Por eso, cuando mucha gente hoy resalta a los grandes políticos de la época de la Segunda República frente a los de la Transición, no me queda más remedio que disentir de tamaña insensatez. Aquellos Largo Caballero, Gil Robles, Lerroux, Prieto, Azaña… no supieron ponerse de acuerdo para lograr hacer que los españoles pudiéramos vivir todos en un suelo común. Adolfo Suarez y los políticos de su generación sí lo lograron. Gabriel Jackson, en la primera edición de su célebre obra sobre la guerra civil española defendía la tesis de que algunas personas podía haber cambiado el curso de la historia de forma que aquel enfrentamiento no se hubiera producido; por ejemplo, si Largo Caballero no hubiera impedido que Prieto pudiera haber sido Presidente del Consejo en mayo de 1936, en lugar de Casares Quiroga. La tesis de Jackson fue profundamente criticada por muchos historiadores basándose en que hay procesos de masas, corrientes históricas generadas por múltiples avatares históricos que están a la base de los hechos y que estos difícilmente pueden sufrir un cambio por la sola razón de que una persona decida una cosa u otra.
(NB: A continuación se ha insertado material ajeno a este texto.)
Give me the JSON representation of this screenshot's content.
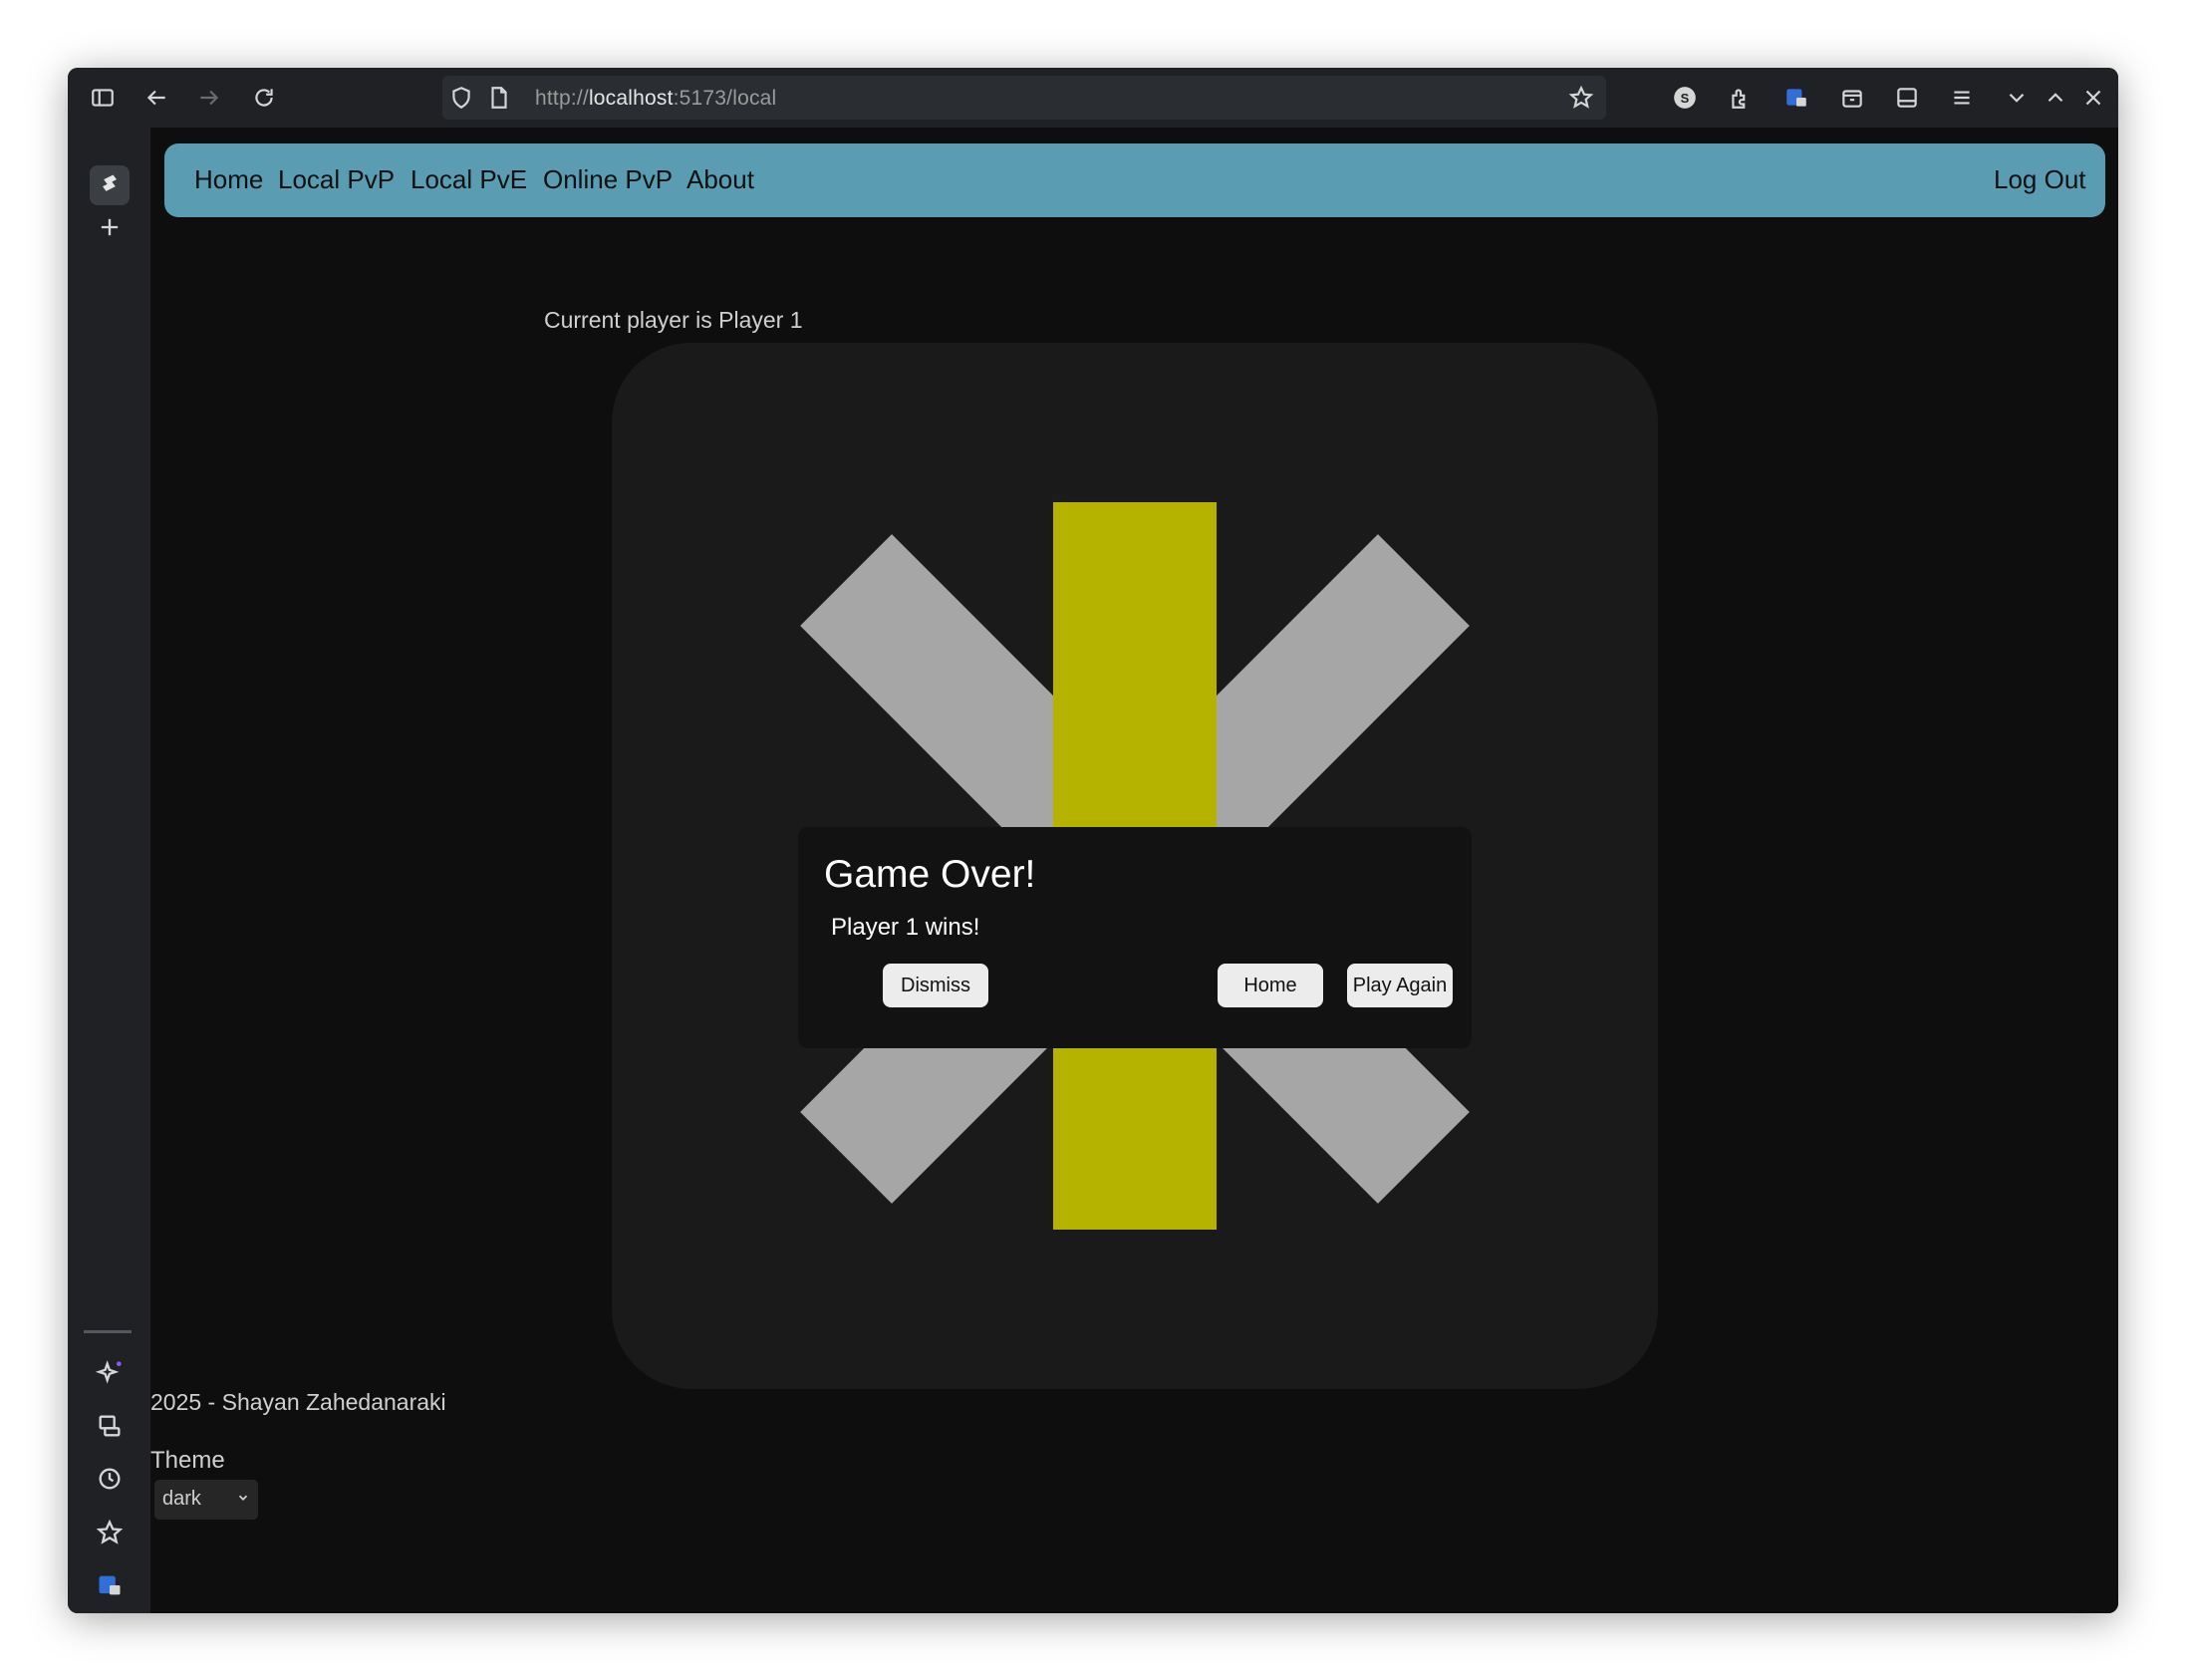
{
  "browser": {
    "url_prefix": "http://",
    "url_host": "localhost",
    "url_suffix": ":5173/local"
  },
  "nav": {
    "links": [
      "Home",
      "Local PvP",
      "Local PvE",
      "Online PvP",
      "About"
    ],
    "logout": "Log Out"
  },
  "game": {
    "current_player": "Current player is Player 1",
    "colors": {
      "board": "#1a1a1a",
      "x_mark": "#a6a6a6",
      "highlight": "#b5b300"
    }
  },
  "dialog": {
    "title": "Game Over!",
    "message": "Player 1 wins!",
    "dismiss": "Dismiss",
    "home": "Home",
    "play_again": "Play Again"
  },
  "footer": {
    "copyright": "2025 - Shayan Zahedanaraki",
    "theme_label": "Theme",
    "theme_value": "dark"
  }
}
Tanta fue la crítica que Jackson hubo de cambiar sus conclusiones en las posteriores ediciones de su obra. Yo estoy con el primer Jackson. Igual que estoy profundamente convencido que la actitud de Franco ante el golpe militar fue clave para su triunfo, también lo estoy de que sin Suarez España hoy sería diferente. A mí me gusta lo que se logró, por más de que sea perfectible y que hoy, más nunca, debamos someterlo a reflexión y cambio para mejorar. Pero como estos casi 40 años han venido a ser los mejores de la historia de nuestro país no puedo por menos que sentir respeto, admiración y simpatía por la figura de Adolfo Suarez. Descanse en paz.